Creusot is experimental software; users should expect missing features and occasional crashes.
§4 May 2026 Status
Creusot remains the state-of-the-art tool for safe-Rust functional verification and is the typical baseline in the 2025-2026 academic literature. Recent improvements include separated verif/ artifacts, one Coma file per module for faster iteration, stable Coma identifiers (so Rust refactors don’t break Why3 proofs), and Alt-Ergo upgraded to 2.6.0.
In the broader 2025 landscape, Creusot is one of three SMT-based Rust verifiers (with Verus and Prusti); Verus and Creusot diverge primarily on whether they use linear-ghost types inside Rust (Verus) or external Why3 contracts (Creusot). Hybrid approaches (Gillian-Rust + Creusot from PACMPL 2025) layer separation-logic reasoning on unsafe blocks atop Creusot’s safe-code verification.
§5 Cost
Lower than Verus per safe-Rust function because Why3 + SMT do more inference. Typical published case studies: CreuSAT has thousands of lines of Rust with a low single-digit proof-to-code ratio for the verified core. The barrier is the learning curve of Why3 specification syntax, not the solver runtime. Recurring problem: SMT proof obsolescence — small Rust refactors used to invalidate Why3 proofs; the 2024-2025 stable-identifier work addresses that.
§6 Mochi Adaptation Note
Creusot is the natural reference point if Mochi’s documentation wants to discuss “what functional-correctness verification of a safe-only memory-safe language looks like”.

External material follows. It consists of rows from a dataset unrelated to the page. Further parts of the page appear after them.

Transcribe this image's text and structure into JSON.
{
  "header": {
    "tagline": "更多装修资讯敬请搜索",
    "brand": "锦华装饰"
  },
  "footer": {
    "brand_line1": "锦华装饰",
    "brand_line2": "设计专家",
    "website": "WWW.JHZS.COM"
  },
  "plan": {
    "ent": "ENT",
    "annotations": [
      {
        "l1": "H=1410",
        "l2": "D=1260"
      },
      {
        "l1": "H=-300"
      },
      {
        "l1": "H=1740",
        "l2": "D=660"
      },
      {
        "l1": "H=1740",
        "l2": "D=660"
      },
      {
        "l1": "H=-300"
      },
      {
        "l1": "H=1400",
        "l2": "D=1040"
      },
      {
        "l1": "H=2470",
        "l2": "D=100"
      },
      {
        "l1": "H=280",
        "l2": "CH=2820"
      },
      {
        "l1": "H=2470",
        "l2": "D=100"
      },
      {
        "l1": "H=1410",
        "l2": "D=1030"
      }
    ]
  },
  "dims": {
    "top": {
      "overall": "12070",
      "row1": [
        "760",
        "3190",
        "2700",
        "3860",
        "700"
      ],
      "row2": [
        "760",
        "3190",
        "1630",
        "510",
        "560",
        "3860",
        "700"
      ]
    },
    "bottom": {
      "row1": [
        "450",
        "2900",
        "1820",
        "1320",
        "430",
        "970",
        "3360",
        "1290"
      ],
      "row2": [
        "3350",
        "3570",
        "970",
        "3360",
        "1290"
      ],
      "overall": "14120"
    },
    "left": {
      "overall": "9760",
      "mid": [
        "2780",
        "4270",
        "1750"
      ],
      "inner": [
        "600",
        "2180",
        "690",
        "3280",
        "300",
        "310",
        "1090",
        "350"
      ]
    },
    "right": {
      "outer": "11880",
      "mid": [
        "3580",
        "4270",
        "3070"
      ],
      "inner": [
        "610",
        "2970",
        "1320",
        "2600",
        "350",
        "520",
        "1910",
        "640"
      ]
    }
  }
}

- Creusot proves correctness only of programs written in the safe fragment. This mirrors exactly what MEP-41 should claim for Mochi: the Mochi-source language is the safe fragment, and any reasoning about correctness has to assume the Go-implemented runtime is trusted.

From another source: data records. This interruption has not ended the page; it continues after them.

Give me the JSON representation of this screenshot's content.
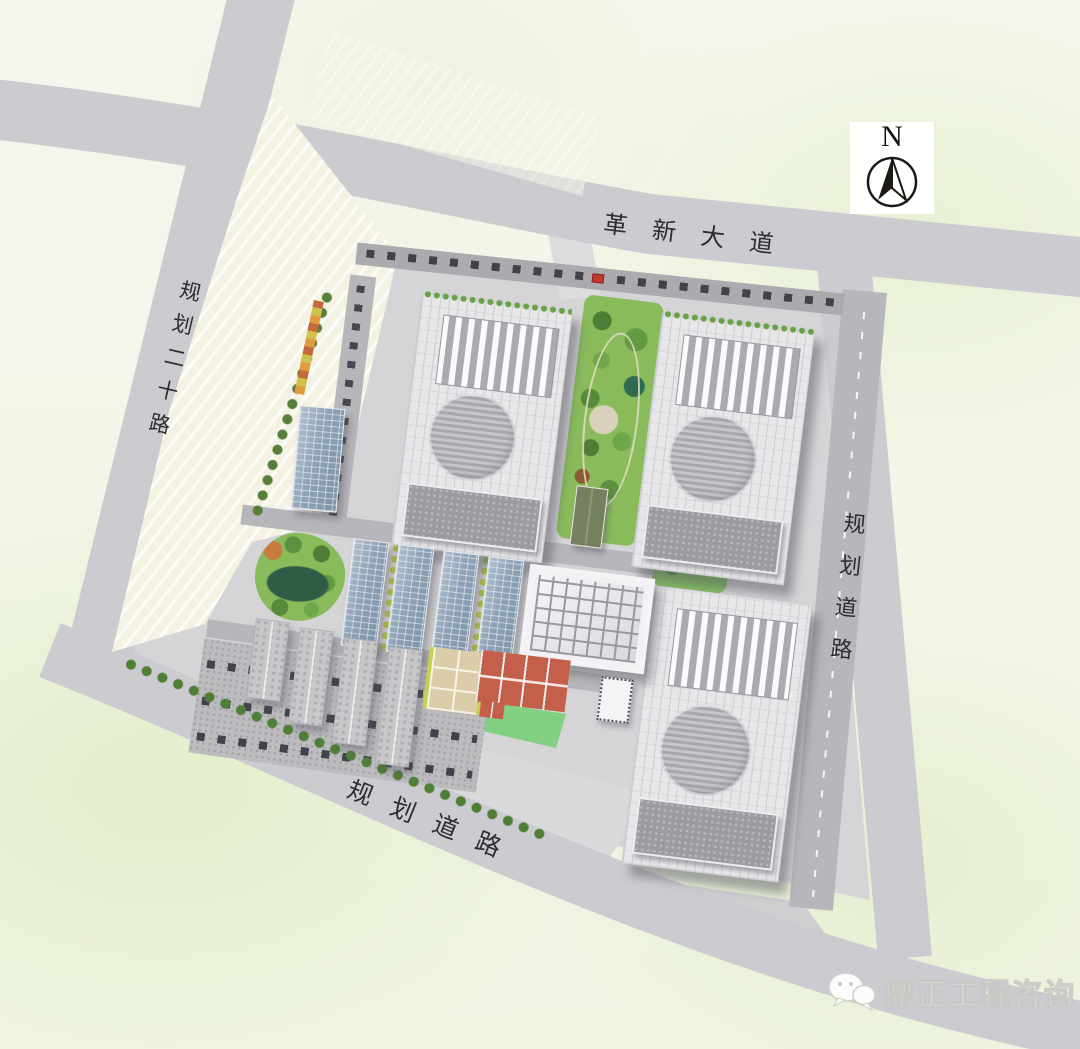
{
  "title": "site-master-plan",
  "roads": {
    "top": {
      "label": "革新大道"
    },
    "left": {
      "label": "规划二十路"
    },
    "right": {
      "label": "规划道路"
    },
    "bottom": {
      "label": "规划道路"
    }
  },
  "compass": {
    "label": "N",
    "icon": "north-arrow-icon"
  },
  "watermark": {
    "icon": "wechat-icon",
    "text": "鼎正工程咨询"
  },
  "colors": {
    "background": "#f1f5e4",
    "road": "#cbcbd0",
    "site_paving": "#d5d5d7",
    "warehouse_roof": "#e7e7e9",
    "skylight_stripe": "#fbfbfc",
    "annex_roof": "#9b9ca0",
    "solar_roof": "#8fa3b8",
    "park_green": "#8abb5b",
    "pond": "#2f5c45",
    "court_red": "#c4604a",
    "court_tan": "#dbcda9",
    "lawn": "#82d182"
  }
}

- The RustHorn prophecy encoding is the canonical technique to specify what a mutating operation does without dragging in separation logic. If MEP-41 ever wants to write down a contract for
vm3.Set(cell, value)it would be cheaper to give it as a (current, final) pair than as an Iris triple. - Creusot is not a tool Mochi can adopt directly: it targets Rust, and Mochi has no Rust frontend. The honest position for MEP-41 is to note Creusot as the leading semi-automated verifier for the verification-by-contract style and to acknowledge that Mochi makes no analogous claim.
§7 Open Questions for MEP-41
- Should the Mochi spec document use prophecy-style notation (current/final pairs) for mutable runtime entry points, even informally? It is a cheap notation upgrade.
- Does MEP-41 want to commit to a “Creusot-equivalent contract style” for future Mochi-source verification, or leave the question open?
- Hybrid Creusot + Gillian-Rust (PACMPL 2025) is the model for “verify the safe fragment cheaply, verify unsafe by separation logic”. Should Mochi adopt the analogous discipline of “trust the runtime invariants by inspection, verify the bytecode-language soundness as a separate concern”?
- Creusot’s SMT trust base is large; should MEP-41 explicitly discuss the trusted computing base of Mochi vm3 (Go compiler, runtime, OS) and state that Mochi does not aim to shrink that base in this MEP?